Re: best fuel filter.
Engine needs only ten microns to run clean, anything smaller flows through the engine unnoticed. Recommended is a one hundred micron filter in the tank (the mesh strainer on the end of the pick up tube). I don't recommend paper filters because the alcohol in the fuel absorbs water and a wet paper filter isn't a good filter material for anything more than coffee.
Alcohol is here to stay so it is time to upgrade your car to burn it or consider driving around burning only racing gas that has to be kept in a closed container and burned five gallons at a time or it goes bad VERY quickly (anybody mention how expensive it is to buy then add the cost of shipping). So you need to consider a stainless steel gas tank as used on all new cars and trucks. Add to that stainless steel fuel lines three eighths of an inch in size or larger.
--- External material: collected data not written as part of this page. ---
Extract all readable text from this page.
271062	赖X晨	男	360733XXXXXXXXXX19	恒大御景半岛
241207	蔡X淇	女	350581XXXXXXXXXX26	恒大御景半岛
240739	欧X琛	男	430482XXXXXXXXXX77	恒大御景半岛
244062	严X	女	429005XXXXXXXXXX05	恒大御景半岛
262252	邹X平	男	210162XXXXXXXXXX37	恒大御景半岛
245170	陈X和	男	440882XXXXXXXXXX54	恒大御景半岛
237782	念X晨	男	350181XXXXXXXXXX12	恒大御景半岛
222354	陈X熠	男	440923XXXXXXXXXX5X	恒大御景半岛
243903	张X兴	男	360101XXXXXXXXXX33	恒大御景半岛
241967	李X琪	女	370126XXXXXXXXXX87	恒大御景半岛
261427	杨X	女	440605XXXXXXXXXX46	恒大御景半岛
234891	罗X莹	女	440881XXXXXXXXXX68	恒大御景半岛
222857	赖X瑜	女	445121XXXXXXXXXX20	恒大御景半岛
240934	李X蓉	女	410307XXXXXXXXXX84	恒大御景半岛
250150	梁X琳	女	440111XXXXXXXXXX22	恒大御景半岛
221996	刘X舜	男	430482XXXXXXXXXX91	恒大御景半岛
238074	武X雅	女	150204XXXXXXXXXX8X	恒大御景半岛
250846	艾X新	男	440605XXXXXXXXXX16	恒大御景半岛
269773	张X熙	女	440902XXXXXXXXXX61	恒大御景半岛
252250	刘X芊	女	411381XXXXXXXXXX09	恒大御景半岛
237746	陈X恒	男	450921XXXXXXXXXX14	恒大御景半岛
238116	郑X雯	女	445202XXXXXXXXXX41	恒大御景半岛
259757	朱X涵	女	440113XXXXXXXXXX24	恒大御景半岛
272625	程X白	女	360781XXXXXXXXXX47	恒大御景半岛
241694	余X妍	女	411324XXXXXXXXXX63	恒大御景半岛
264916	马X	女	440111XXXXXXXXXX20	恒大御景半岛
Assuming you are not overly concerned about restoration value you will also need an anodized aluminum Holley carburetor (in your choice of colors. Different companies sell a "Holley" looking carb in choices of red, green, black, and purple so far). The anodizing will protect the carburetor for a time, but the anodizing sacrifices itself to electrolysis from the reactants in the gas so it will be used up eventually. This is the true cost of gasohol that is added to older cars still on the road.
With an aftermarket electric fuel pump and a stainless steel, aluminum, or plastic fuel cell I would use a cleanable perforated stainless steel filter before the pump rated at one hundred microns and a stainless steel wool or a fiberglass fiber mesh ten micron filter after the pump and not worry about the one hundred micron sintered bronze strainer in the carb inlet. This will filter the fuel without adding additional fluid friction in the fuel delivery system.